The British stately home’s first artist-in-residence is organizing a spiritualist-inspired show for Nottingham Contemporary.

Linder, Untitled, (1977). ©the artist, courtesy Stuart Shave/Modern Art, London.

The artist Linder Sterling, also known simply as Linder, is organizing a major exhibition at Nottingham Contemporary for 2018. The upcoming show is inspired by her time as artist-in-residence at Chatsworth, the first in the history of one of Britain’s grandest country houses.

The announcement comes hot on the heels of the British artist receiving a Paul Hamlyn Foundation award worth £60,000—the nearest the UK has to a no-strings, MacArthur “genius” prize.

Linder’s exhibition, which is called “The House of Fame” (March 24-June 17, 2018), will be a part-retrospective of the artist’s photomontages and performance work, and will draw on the treasures and curiosities of Chatsworth, as well as explore Nottingham’s long history of lacemaking.
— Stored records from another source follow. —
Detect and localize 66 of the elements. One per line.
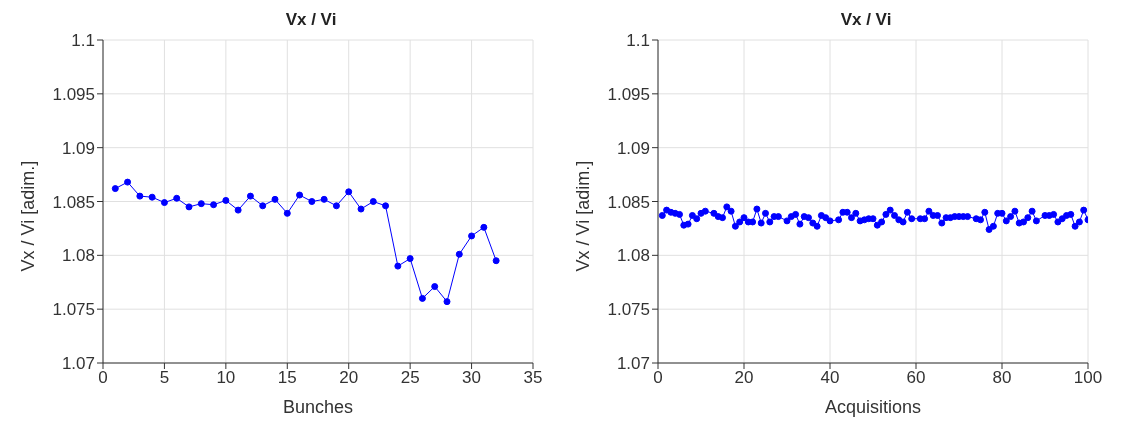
y-tick-label: 1.095 [52,84,95,104]
y-axis-title: Vx / Vi [adim.] [573,160,594,272]
point [320,195,328,203]
point [210,201,218,209]
point [468,232,476,240]
x-tick-label: 20 [734,368,754,388]
y-tick-label: 1.07 [616,354,650,374]
chart-title: Vx / Vi [284,10,338,30]
y-tick-label: 1.09 [61,138,95,158]
point [480,223,488,231]
point [406,255,414,263]
y-tick-label: 1.1 [71,31,95,51]
y-tick-label: 1.095 [607,84,650,104]
point [160,199,168,207]
x-tick-label: 100 [1073,368,1103,388]
y-tick-label: 1.08 [61,246,95,266]
point [124,178,132,186]
chart-title: Vx / Vi [839,10,893,30]
point [296,191,304,199]
y-tick-label: 1.075 [52,300,95,320]
x-tick-label: 5 [159,368,170,388]
point [332,202,340,210]
x-tick-label: 10 [216,368,236,388]
x-tick-label: 60 [906,368,926,388]
point [455,250,463,258]
point [173,194,181,202]
x-tick-label: 30 [462,368,482,388]
point [111,185,119,193]
y-axis-title: Vx / Vi [adim.] [18,160,39,272]
point [148,193,156,201]
point [443,298,451,306]
point [246,192,254,200]
point [136,192,144,200]
point [357,205,365,213]
x-tick-label: 35 [523,368,543,388]
x-tick-label: 80 [992,368,1012,388]
y-tick-label: 1.075 [607,300,650,320]
y-tick-label: 1.09 [616,138,650,158]
x-axis-title: Bunches [282,397,354,417]
point [185,203,193,211]
x-tick-label: 25 [400,368,420,388]
point [382,202,390,210]
x-tick-label: 0 [653,368,663,388]
x-tick-label: 20 [339,368,359,388]
x-tick-label: 40 [820,368,840,388]
point [259,202,267,210]
y-tick-label: 1.085 [52,192,95,212]
point [418,294,426,302]
y-tick-label: 1.085 [607,192,650,212]
point [234,206,242,214]
y-tick-label: 1.1 [626,31,650,51]
point [394,262,402,270]
y-tick-label: 1.07 [61,354,95,374]
x-axis-title: Acquisitions [824,397,922,417]
point [345,188,353,196]
y-tick-label: 1.08 [616,246,650,266]
point [283,209,291,217]
point [431,283,439,291]
point [369,198,377,205]
point [492,257,500,265]
point [271,195,279,203]
x-tick-label: 0 [98,368,108,388]
x-tick-label: 15 [277,368,297,388]
point [222,196,230,204]
point [197,200,205,208]
point [308,198,316,205]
The director of Nottingham Contemporary, Sam Thorne, told artnet News that he invited Linder to turn curator after he guest-curated a show about spiritualism and art, “As Above, So Below,” earlier this year at IMMA. Linder created a “fantastic” new work for the exhibition at the Irish Museum of Modern Art in Dublin, he says. It opened with a Vedic spiritual blessing on April 13 (the show closed on August 27).

Thorne got to know Linder when he was the artistic director of Tate St Ives. She was the artist-in-residence in the Cornish gallery. “I’d seen how she burrows down into place,” he says, hence the invitation to bring what she is finding at Chatsworth, the home of the Duke of Devonshire, to inner-city Nottingham next spring. The project is the third iteration of the Grand Tour, which is funded by Arts Council England. “It struck me that the first two had been by men,” Thorne adds, referring to Pablo Bronstein and Simon Starling’s grand-tour shows in 2015 and 2016.

Linder is determined that in her grand-tour show, overlooked female artists will come to the fore. Among the around 50 artists she plans to include in “The House of Fame” will be the British Surrealist Ithell Colquhoun (1906-1988), who was expelled from the Surrealist group for her interest in the occult. Linder is delving into the long-overlooked artist-writer’s archive. She is also “burrowing” into the collection of London’s Victoria and Albert Museum to show photographs by Isabel Cowper (1826?-1911) who was possibly the first official female museum photographer. The widowed mother of three started work in the South Kensington Museum—now the V&A—around 1868. Fittingly, among her images of the early collection were ones of lace.

The late Mike Kelley is among the male artists Linder plans to include, with works such as The Poltergeist (1970), from this “Ectoplasm” series. It is a self-portrait with “gunk” emerging from the artist’s mouth and ears which is, in fact, fine lace—just like media-savvy spiritualists conjured up back in the day.

Chatsworth, the home of the Cavendish family down the centuries, has an art collection that rivals its magnificent architecture and grounds. Among the curiosities to have caught Linder’s eye so far have been “voluptuous” illustrations from natural history books in its 30,000-volume library; writhing stone serpents in the attic; and in the grounds, the grave of Kathleen “Kick” Kennedy (1920-48). A sister of John F. Kennedy, she defied her parents to return to England during World War II and marry the heir apparent to Chatsworth. (Joseph and Rose Kennedy objected on religious grounds, not to social climbing.) Kick Kennedy’s husband of five weeks was killed in action after D-Day. She died in a plane crash in France accompanied by another British aristocrat four years later. Linder plans to devote a section of her exhibition to death, calling it “The House of Rest.”